At its core, muscular endurance is the ability for your muscles to persist. An example might be knocking out 10 bicep curls as part of a four-part set (10, 8, 8, 6).
We define and measure muscular endurance as the repetition of submaximal concentrations or submaximal holding time. Without your muscular ability to endure, you wouldn’t be able to focus on one body part at a time as part of a strength training work out.
When you have the strength to perform a repetitive task, the additional performance largely depends on muscular endurance. And while strength certainly is important, the power to lift a given set of weights doesn’t mean much if you don’t have the ability to persist.
Muscular Endurance and Strength
Let’s spend a few moments looking at the differences between muscular endurance and strength; terms that are very different physiologically.
As we’ve explored, you achieve muscular endurance by engaging in repetitive contractions of muscle fibers, over the course of time. As part of this dynamic, you need a continuous supply of energy and muscle fibers with oxidative capabilities.

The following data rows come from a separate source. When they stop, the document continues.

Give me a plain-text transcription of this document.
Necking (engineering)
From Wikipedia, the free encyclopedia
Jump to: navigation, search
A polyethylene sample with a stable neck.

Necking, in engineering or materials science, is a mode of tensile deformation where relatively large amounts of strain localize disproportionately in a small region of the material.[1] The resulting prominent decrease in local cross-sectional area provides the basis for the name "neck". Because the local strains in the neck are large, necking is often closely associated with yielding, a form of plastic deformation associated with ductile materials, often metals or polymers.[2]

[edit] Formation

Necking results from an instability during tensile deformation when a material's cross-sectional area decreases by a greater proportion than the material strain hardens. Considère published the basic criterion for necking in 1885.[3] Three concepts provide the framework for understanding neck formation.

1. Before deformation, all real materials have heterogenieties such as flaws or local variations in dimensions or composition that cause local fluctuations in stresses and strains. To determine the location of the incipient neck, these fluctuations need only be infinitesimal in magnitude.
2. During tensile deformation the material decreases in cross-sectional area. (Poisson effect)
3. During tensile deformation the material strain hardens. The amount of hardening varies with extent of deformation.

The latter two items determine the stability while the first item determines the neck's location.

As a result of these repetitive contractions, you enhance your aerobic enzymes, mitochondria, [the powerhouse of the cell], and respiratory system; which are all needed to keep the lifts going.
Conversely, strength comes from lifting heavy weights and increases over time. Essentially, strength is all about your muscular ability to exert force.
Can strength be measured? Absolutely. Here’s how.
Let’s say a person with the maximal capacity to arm curl 50lbs has two times the strength of someone who can arm curl 25lbs. Using this example, we can define strength as the maximum weight the individual can lift in one single effort.
Typically, this is referred to as the 1- repetition maximum or 1 RM. Make sense?
As you can see, the two concepts go hand in hand but aren’t the same. Without endurance, you can’t develop strength.
In the final analysis, if your goal is to pack on muscle, you’ll want to do things that increase your stamina, over the course of time.
More than anything, consistency in your workouts is what you’ll need to make that happen. Did you go to the gym today? If not, hop to it!